According to Section 42 of the Anti-Corruption Act, 2008, which deals with the abuse of office: “(1) Any public officer who uses his office to improperly confer an advantage on himself or any other person commits an offence. (2) A person guilty of an offence under subsection (1) shall on conviction be liable to a fine not less than thirty million Leones or to imprisonment for a term not less than 3 years or to both such fine and imprisonment.”
Section 43 of the same law, which deals with the abuse of position, states: “A public officer who knowingly abuses his position in the performance or failure to perform an act, in contravention of any law, in the discharge of his functions or duties has commit an offence and shall on conviction be liable to fine not less than thirty million Leones or to imprisonment for a term not less than 3 years or to both fine and imprisonment.”
As soon as Chief Electoral Commissioner Mohamed Kenewui Konneh announced the result of the June 24, 2023 presidential election naming the incumbent as winner, his announcement was widely rejected by those that had elections observers at all the polling stations across the country.
They all categorically stated that the result Konneh announced couldn’t have been the way the voting happened, saying among other things that the result was full of statistical inconsistencies.
The announced result was reduced to an institutional coup by the regime against the people of Sierra Leone for which someone should be held responsible.
A year after Konneh announced the incumbent president as winner of the discredited presidential elections, and despite multiple calls by all parties involved including the Tripartite Committee established to look into the 24 June and other elections, he refuses to hand over the disaggregated voting data per polling station insisting on his independence as an authority.
His refusal forms the basis for the widespread belief that the incumbent couldn’t have won the elections and the allegation that he and those involved had cooked the results to give the incumbent an advantage.
This leads us to the calls by the US Ambassador, the Carter Centre and the challenger and widely held winner of the 24 June 2023 elections, Dr Samura Mathew Wilson Kamara for all those involved in elections thievery to be held legally responsible for the issues that have beset the nation since he announced the presidential result.
Therefore, no matter how long, no matter the protection Konneh and company continue to enjoy from the incumbent regime and the judiciary, we the people of Sierra Leone will eventually get to the bottom of what really happened on 24 June 2023.
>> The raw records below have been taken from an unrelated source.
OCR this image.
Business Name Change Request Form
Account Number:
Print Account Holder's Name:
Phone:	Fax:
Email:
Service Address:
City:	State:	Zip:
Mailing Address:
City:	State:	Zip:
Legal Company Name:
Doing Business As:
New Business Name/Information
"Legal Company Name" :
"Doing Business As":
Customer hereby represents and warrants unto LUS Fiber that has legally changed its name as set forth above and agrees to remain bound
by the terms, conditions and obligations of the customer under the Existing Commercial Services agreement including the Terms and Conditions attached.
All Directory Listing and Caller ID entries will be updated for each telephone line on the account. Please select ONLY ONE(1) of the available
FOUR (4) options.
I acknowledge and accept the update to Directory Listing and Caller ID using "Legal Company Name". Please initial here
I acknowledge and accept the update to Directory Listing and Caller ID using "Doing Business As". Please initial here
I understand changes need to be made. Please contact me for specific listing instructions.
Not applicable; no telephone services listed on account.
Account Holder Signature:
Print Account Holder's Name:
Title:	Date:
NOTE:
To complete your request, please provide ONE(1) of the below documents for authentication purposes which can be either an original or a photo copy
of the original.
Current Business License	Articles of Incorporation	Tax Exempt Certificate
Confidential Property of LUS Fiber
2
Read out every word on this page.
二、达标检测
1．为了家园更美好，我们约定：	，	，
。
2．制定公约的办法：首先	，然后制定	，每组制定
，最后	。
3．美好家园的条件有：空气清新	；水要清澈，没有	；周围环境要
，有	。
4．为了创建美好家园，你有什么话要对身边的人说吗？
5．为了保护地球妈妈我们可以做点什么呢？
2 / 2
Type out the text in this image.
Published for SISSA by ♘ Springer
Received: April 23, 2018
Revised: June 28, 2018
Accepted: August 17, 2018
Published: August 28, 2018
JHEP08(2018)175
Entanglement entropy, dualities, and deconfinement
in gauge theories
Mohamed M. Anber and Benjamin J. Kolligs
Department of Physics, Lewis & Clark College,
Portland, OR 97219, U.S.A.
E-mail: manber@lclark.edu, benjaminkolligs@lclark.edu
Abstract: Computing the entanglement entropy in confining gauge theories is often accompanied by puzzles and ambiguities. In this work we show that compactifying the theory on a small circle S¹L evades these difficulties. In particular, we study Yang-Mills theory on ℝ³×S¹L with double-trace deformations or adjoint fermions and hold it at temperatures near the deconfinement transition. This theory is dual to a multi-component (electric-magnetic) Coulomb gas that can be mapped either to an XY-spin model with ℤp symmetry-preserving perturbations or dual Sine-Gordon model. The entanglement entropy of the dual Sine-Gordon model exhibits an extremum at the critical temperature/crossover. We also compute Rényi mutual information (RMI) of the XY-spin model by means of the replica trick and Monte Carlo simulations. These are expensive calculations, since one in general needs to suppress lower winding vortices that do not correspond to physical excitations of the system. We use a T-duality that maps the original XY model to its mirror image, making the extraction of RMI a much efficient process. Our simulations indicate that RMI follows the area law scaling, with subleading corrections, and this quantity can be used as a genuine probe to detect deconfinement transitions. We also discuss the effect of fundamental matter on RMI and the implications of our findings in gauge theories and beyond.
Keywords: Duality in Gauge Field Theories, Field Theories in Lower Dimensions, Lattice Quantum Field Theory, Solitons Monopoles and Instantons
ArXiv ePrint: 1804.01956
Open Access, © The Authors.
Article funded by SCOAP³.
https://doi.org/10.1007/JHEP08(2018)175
All of those involved in cheating the people of Sierra Leone, no matter where they go, will experience the long arm of the law and be brought to justice for using electoral injustice to deny the people the leader of their choice, for denying the winner his just due and the people from experiencing the plans and actions of the winner to alleviate the years of hardships and suffering under the incumbent regime.
The people of Sierra Leone are tired of the retributive nature of our electoral process, the long planned rigging that starts with the firing and hiring process of key people from key elections management bodies and their replacements with executive surrogates and the manipulation of elections results, even against the expressed voting wish of the electorate.
This stealing of the people’s mandate has always left the country in a state of anxiety and insecurity. The five year repeated cycle of national insecurity has to end, and it must end with the prosecution of all found wanting and their jailing to announce the arrival of a new day and a breaking away from the elections rigging practices of the past and to end the culture of impunity.
If we can get our elections narrative right then we will start having responsible people leading our nation and put to an end the corruption that has eaten into every fabric of our society. The stealing of the people’s votes is the highest form of treason against the people and state. All along those found culpable have managed to avoid prosecution, which further emboldens their successors. The long arm of the law must be brought to bear on all those who have continued to deny the people the leadership of their choice and render the state insecure thereby derailing our national development efforts.
There will indeed be no hiding place for elections thieves. Those involved in the rigging, the violence, the stealing of ballot boxes, the denial of people of their true identity thereby disenfranchising them, the chasing of people out of their homes and villages, the militarisation of our city streets by state security officers who have taken sides in the political process and the fear they instil in the people which leads to many of them not casting their votes for a leader of their choice, all will be brought to give an answer in the courts of law.
By their collective action they bring to question the integrity of our electoral process and the tainting of the victory of the election winner. Change must come, and it will be effective once we ensure that all elections thieves are not given any sanctuary from the rule of law. No matter how long or how far they go, they must be assured that the long arm of the law will reach them.